Czech Republic President Vaclav Klaus .
(photo credit: )
Czech President Vaclav Klaus reluctantly endorsed the European Union's crucial reform treaty on Tuesday, ending his efforts to block the proposed pact and paving the way for it to finally enter into force.
Klaus, who has been highly skeptical of increasing the EU's powers, signed the Lisbon Treaty at the Prague Castle at 3 p.m. (1400 GMT), hours after his nation's Constitutional Court ruled that the document was in line with the country's constitution.
Klaus has been tirelessly attacking the document, claiming it would hand too much power to European Union institutions in Brussels. He was awaiting the Brno-based court's ruling before deciding whether to endorse it.

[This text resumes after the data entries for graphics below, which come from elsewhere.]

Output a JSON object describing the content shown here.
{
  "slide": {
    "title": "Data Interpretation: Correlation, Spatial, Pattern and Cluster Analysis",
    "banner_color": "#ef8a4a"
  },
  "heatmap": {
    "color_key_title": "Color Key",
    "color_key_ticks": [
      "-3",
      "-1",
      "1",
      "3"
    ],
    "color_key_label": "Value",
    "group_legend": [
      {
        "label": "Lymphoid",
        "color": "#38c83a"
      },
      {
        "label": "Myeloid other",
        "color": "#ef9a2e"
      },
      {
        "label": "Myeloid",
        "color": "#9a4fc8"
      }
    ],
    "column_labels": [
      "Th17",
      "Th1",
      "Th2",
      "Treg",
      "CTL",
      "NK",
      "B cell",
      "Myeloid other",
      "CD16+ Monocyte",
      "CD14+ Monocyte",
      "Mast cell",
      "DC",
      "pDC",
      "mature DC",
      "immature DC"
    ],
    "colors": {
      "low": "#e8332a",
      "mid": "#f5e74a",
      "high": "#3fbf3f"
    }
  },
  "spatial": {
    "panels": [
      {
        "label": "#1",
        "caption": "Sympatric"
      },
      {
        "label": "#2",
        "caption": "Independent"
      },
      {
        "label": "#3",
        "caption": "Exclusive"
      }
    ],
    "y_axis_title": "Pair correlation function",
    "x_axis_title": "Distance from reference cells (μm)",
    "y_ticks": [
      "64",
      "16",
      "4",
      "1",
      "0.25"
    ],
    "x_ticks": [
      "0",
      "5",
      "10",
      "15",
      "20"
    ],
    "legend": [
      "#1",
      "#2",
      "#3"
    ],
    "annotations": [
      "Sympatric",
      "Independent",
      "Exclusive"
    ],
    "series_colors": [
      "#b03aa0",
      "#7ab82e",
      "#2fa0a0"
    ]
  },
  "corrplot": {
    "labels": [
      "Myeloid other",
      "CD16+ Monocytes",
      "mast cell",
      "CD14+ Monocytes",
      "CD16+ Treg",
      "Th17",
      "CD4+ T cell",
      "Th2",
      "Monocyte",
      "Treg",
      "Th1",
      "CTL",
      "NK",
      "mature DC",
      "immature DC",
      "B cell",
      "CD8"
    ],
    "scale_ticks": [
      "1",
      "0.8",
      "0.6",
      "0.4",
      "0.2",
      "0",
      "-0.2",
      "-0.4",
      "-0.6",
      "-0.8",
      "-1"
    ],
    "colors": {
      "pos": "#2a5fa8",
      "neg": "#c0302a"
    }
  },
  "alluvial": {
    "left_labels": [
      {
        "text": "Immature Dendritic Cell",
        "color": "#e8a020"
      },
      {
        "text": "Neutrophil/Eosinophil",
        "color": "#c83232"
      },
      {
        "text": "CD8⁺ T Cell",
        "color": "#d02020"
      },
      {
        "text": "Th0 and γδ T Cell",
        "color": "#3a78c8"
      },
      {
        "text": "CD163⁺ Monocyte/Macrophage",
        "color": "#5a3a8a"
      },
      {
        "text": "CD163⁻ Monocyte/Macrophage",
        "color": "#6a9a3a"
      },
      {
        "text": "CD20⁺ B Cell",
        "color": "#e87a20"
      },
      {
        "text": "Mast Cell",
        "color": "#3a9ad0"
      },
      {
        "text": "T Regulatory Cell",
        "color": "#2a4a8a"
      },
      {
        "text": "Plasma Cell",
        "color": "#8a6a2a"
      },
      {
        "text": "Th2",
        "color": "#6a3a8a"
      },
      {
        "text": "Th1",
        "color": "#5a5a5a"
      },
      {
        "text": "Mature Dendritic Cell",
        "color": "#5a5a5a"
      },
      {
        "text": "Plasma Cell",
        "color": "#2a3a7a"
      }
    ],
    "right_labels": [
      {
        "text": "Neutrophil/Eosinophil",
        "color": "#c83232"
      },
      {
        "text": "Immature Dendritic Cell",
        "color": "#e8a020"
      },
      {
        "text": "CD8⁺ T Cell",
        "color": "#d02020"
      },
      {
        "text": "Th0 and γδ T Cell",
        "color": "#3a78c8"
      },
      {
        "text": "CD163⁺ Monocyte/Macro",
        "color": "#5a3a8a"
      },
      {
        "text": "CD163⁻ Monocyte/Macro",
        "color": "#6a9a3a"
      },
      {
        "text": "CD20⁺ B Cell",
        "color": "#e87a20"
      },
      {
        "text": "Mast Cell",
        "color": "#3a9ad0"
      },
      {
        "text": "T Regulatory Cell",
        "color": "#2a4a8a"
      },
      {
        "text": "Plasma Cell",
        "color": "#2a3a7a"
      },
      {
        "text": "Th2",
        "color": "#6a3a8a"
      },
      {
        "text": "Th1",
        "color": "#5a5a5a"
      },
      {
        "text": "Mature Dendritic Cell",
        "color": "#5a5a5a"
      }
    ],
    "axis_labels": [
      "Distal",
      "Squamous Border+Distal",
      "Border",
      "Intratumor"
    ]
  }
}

"I expected the decision of the Constitutional Court and respect it," Klaus told reporters Tuesday afternoon, but added he vehemently disagrees with the verdict.
"The Czech Republic will cease to be a sovereign state," once the treaty enters into force, he said.

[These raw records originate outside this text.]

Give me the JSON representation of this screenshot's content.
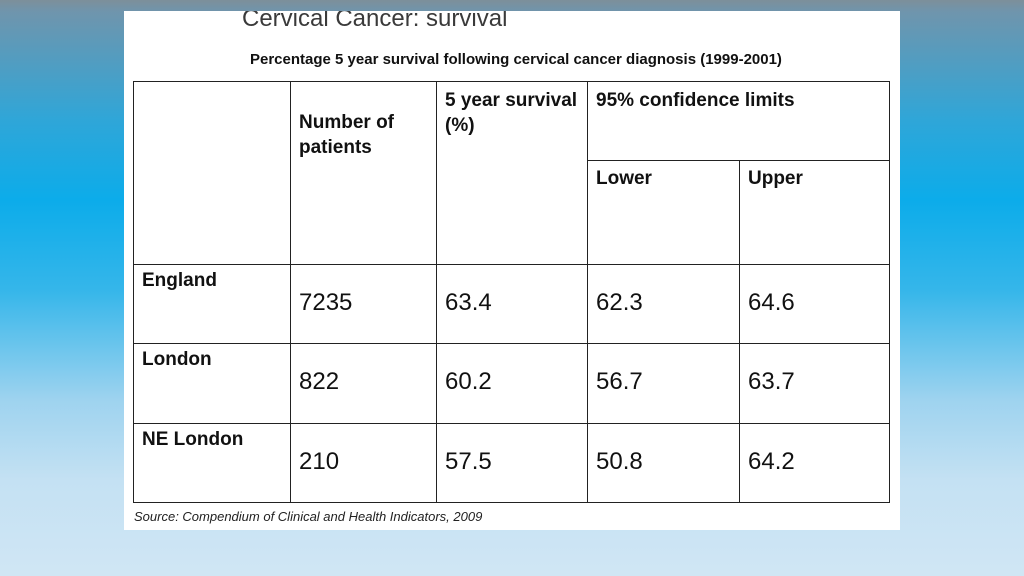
{
  "slide": {
    "title": "Cervical Cancer: survival",
    "subtitle": "Percentage 5 year survival following cervical cancer diagnosis (1999-2001)",
    "source": "Source: Compendium of Clinical and Health Indicators, 2009"
  },
  "table": {
    "headers": {
      "patients": "Number of patients",
      "survival": "5 year survival (%)",
      "confidence": "95% confidence limits",
      "lower": "Lower",
      "upper": "Upper"
    },
    "rows": [
      {
        "region": "England",
        "patients": "7235",
        "survival": "63.4",
        "lower": "62.3",
        "upper": "64.6"
      },
      {
        "region": "London",
        "patients": "822",
        "survival": "60.2",
        "lower": "56.7",
        "upper": "63.7"
      },
      {
        "region": "NE London",
        "patients": "210",
        "survival": "57.5",
        "lower": "50.8",
        "upper": "64.2"
      }
    ]
  }
}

Klaus was the last obstacle to the full ratification of the treaty, which is designed to transform Europe into a more unified and powerful global player. The charter, which was bogged down in negotiations for almost a decade, has been ratified by all other 26 EU nations.
The Constitutional Court's chief judge, Pavel Rychetsky, said the Lisbon Treaty "does not violate the (Czech) constitution" and that all formal obstacles for ratification "are removed."

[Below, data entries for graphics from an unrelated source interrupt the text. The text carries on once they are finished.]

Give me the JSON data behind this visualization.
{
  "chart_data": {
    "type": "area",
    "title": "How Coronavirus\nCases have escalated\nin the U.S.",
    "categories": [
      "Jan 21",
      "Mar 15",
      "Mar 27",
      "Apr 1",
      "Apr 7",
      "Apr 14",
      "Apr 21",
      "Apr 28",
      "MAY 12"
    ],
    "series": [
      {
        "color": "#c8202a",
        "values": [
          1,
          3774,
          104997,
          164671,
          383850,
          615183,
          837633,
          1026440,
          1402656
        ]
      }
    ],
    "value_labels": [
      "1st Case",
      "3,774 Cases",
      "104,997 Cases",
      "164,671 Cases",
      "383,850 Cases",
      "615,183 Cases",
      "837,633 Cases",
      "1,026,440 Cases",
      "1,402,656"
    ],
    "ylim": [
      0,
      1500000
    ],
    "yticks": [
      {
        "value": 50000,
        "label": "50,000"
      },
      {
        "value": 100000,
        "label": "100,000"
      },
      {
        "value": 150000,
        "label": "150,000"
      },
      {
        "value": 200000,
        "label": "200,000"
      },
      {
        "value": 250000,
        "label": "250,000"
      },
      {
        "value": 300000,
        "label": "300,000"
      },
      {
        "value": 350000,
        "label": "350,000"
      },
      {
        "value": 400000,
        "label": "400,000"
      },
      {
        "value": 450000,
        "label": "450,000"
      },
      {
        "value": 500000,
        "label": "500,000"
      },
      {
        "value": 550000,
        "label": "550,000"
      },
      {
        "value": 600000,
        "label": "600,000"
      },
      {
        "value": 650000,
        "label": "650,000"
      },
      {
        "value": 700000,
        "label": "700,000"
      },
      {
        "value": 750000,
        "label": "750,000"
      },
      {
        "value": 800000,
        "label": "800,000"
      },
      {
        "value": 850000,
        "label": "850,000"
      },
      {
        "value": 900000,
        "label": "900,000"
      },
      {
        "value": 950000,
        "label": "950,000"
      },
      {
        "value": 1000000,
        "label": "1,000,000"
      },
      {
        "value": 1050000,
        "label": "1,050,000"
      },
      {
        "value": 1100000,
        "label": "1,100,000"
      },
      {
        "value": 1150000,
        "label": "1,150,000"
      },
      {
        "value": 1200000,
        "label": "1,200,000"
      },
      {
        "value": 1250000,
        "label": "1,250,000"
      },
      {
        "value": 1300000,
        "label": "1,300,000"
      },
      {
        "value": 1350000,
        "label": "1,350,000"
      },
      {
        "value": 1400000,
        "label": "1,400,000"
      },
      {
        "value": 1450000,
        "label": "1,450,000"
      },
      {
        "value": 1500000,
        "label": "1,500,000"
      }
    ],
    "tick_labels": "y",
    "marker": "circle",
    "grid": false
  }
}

In Brussels, European Commission President Jose Manuel Barroso said he was "extremely pleased" with the court's verdict.
"I hope that we can now move forward as quickly as possible on the nomination of the president of the European Council and vice president of the Commission High Representative," he said, referring to the newly created post of president, who will chair EU summits, and the bloc's new foreign policy chief, who will represent the EU abroad.
Jerzy Buzek, president of the European Parliament, had appeared confident Klaus would sign the treaty, adding it should now enter into force by the end of the year.
Earlier in the day, British Prime Minister Gordon Brown said he hoped that would happen "very soon."
"It is high time for us to leave the internal reform discussions behind us," said German Foreign Minister Guido Westerwelle.
Czech Prime Minister Jan Fischer welcomed the court's verdict.
"The last hurdle has been cleared," Fischer said.
The court was asked to rule by a group of senators who filed a motion arguing the treaty was not in line with the constitution. Last year, the court dismissed a similar complaint.
Failure of the treaty would send the EU into an unprecedented crisis. Negotiators say its reforms - creating a new EU president post, giving more power to the foreign policy chief and streamlining EU decision-making - are needed to make the EU more effective.
Last week, EU leaders agreed to Klaus' last-minute demand - an opt-out from the treaty's Charter of Fundamental Rights in return for his signing of it. Klaus said he was not planning to make any further demands.
The Czech leader asked for the option over worries of property claims by ethnic Germans stripped of their land and expelled after World War II.
But it was considered Klaus had used the demand for the opt-out to try to scuttle ratification of the treaty, which he opposes.